DEFINITION of Federal Reserve bank

Federal Reserve bank or FED  is the central bank in charge of monetary and financial stability in the United States.


It is part of a wider system known as the Federal Reserve system with 12 regional central banks. They have the location in major cities across the US. The Federal Reserve is independent of the US government. And its decisions do not have to pass through any governmental persons or institutions before becoming ratified. Its Board of Governors is appointed by the President.

That makes it the most powerful single actor in the U.S. economy and thus the world. It is so complicated that some consider it a “secret society” that controls the world’s money. Central banks do manage the money supply around the globe.
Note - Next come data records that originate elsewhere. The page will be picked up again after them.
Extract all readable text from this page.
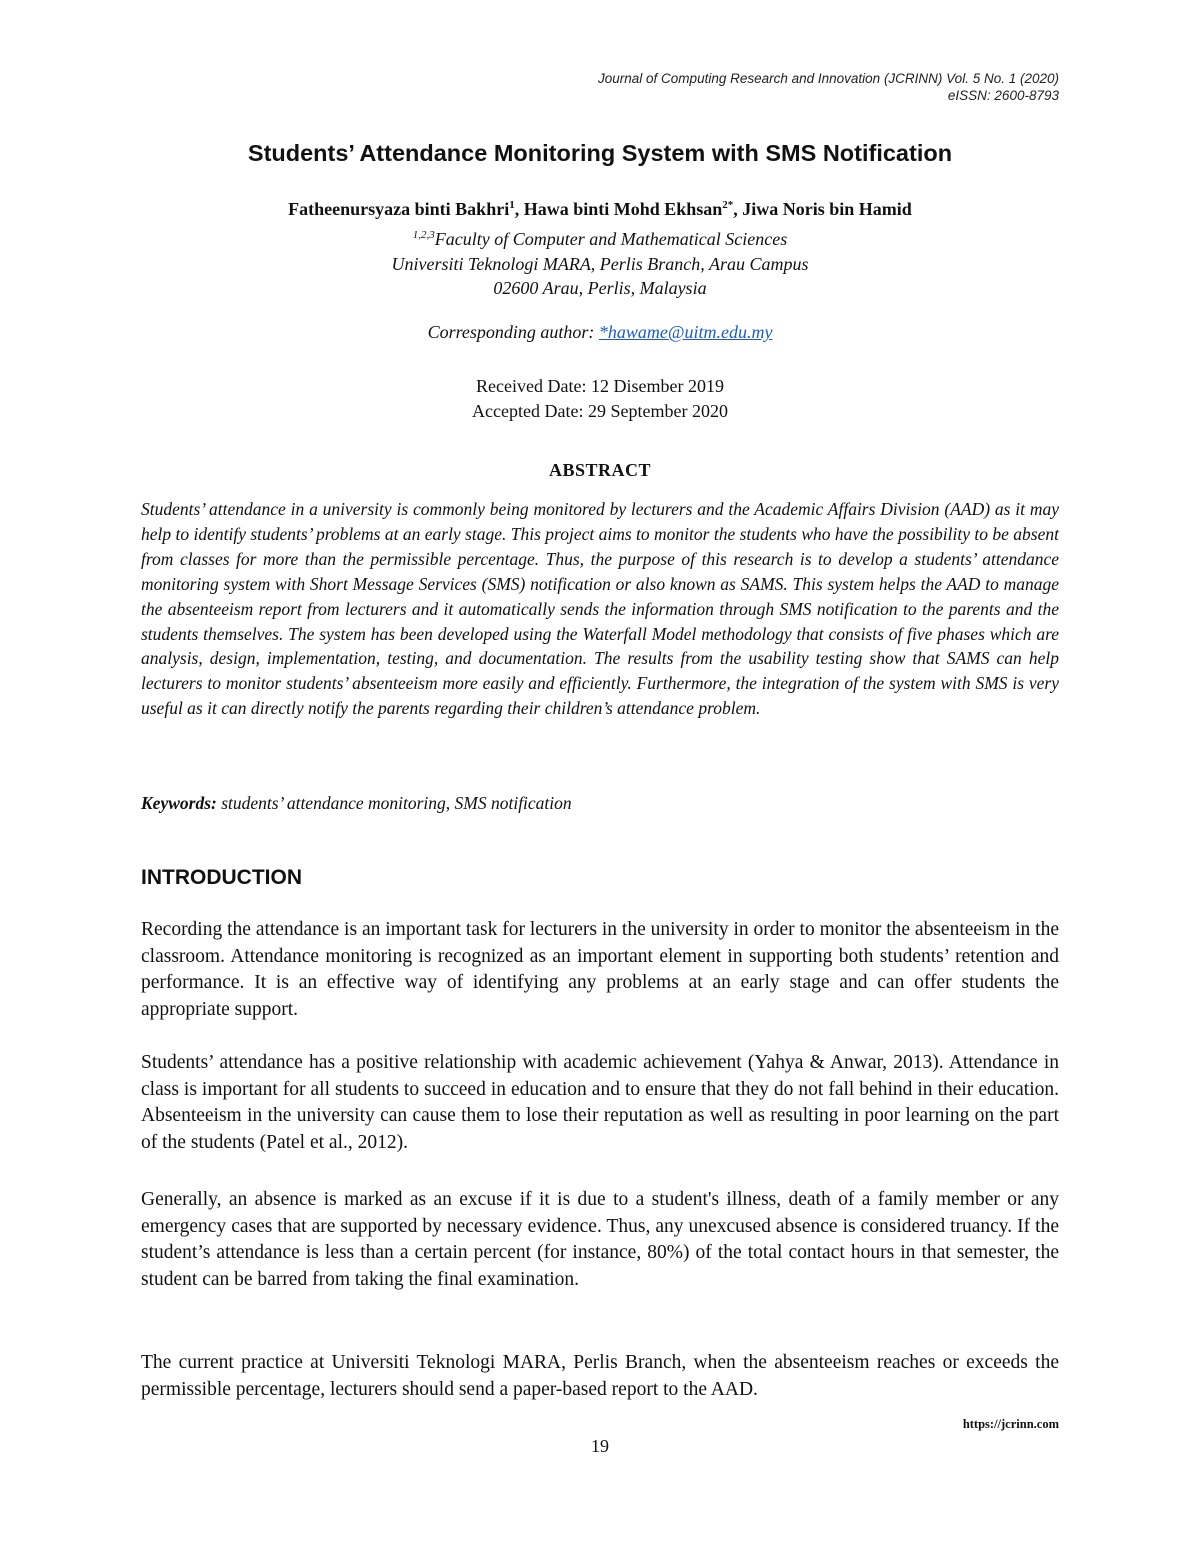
Journal of Computing Research and Innovation (JCRINN) Vol. 5 No. 1 (2020)
eISSN: 2600-8793
Students’ Attendance Monitoring System with SMS Notification
Fatheenursyaza binti Bakhri$^1$, Hawa binti Mohd Ekhsan$^{2*}$, Jiwa Noris bin Hamid
$^{1,2,3}$Faculty of Computer and Mathematical Sciences
Universiti Teknologi MARA, Perlis Branch, Arau Campus
02600 Arau, Perlis, Malaysia
Corresponding author: *hawame@uitm.edu.my
Received Date: 12 Disember 2019
Accepted Date: 29 September 2020
ABSTRACT

Students’ attendance in a university is commonly being monitored by lecturers and the Academic Affairs Division (AAD) as it may help to identify students’ problems at an early stage. This project aims to monitor the students who have the possibility to be absent from classes for more than the permissible percentage. Thus, the purpose of this research is to develop a students’ attendance monitoring system with Short Message Services (SMS) notification or also known as SAMS. This system helps the AAD to manage the absenteeism report from lecturers and it automatically sends the information through SMS notification to the parents and the students themselves. The system has been developed using the Waterfall Model methodology that consists of five phases which are analysis, design, implementation, testing, and documentation. The results from the usability testing show that SAMS can help lecturers to monitor students’ absenteeism more easily and efficiently. Furthermore, the integration of the system with SMS is very useful as it can directly notify the parents regarding their children’s attendance problem.

Keywords: students’ attendance monitoring, SMS notification

INTRODUCTION

Recording the attendance is an important task for lecturers in the university in order to monitor the absenteeism in the classroom. Attendance monitoring is recognized as an important element in supporting both students’ retention and performance. It is an effective way of identifying any problems at an early stage and can offer students the appropriate support.

Students’ attendance has a positive relationship with academic achievement (Yahya & Anwar, 2013). Attendance in class is important for all students to succeed in education and to ensure that they do not fall behind in their education. Absenteeism in the university can cause them to lose their reputation as well as resulting in poor learning on the part of the students (Patel et al., 2012).

Generally, an absence is marked as an excuse if it is due to a student's illness, death of a family member or any emergency cases that are supported by necessary evidence. Thus, any unexcused absence is considered truancy. If the student’s attendance is less than a certain percent (for instance, 80%) of the total contact hours in that semester, the student can be barred from taking the final examination.

The current practice at Universiti Teknologi MARA, Perlis Branch, when the absenteeism reaches or exceeds the permissible percentage, lecturers should send a paper-based report to the AAD.

https://jcrinn.com
19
That is their job.

But still, one of the more mysterious areas of the economy is the role of the Fed. It is the gatekeeper of the U.S. economy. It is the central bank of the United States. At the same time, it is the bank of banks and the bank of the U.S. government. The Fed regulates financial institutions, manages the nation’s money and influences the economy. It is raising and lowering interest rates, creating money and using a few other tricks. The Fed can either stimulate or slow down the economy. Its guidance helps maintain low inflation, high employment rates, and manufacturing output.


Technically, member commercial banks own the Federal Reserve. They hold shares of the 12 Federal Reserve banks. But that doesn’t give them any power because they don’t vote. Instead, the Board and FOMC make the Fed’s decisions. The Fed is independent because those decisions are based on research.

The Fed directly affects your stock and bond mutual funds and your loan rates. By having such an influence on the economy, the Fed also indirectly affects your home’s value. And even your chances of being laid off or rehired.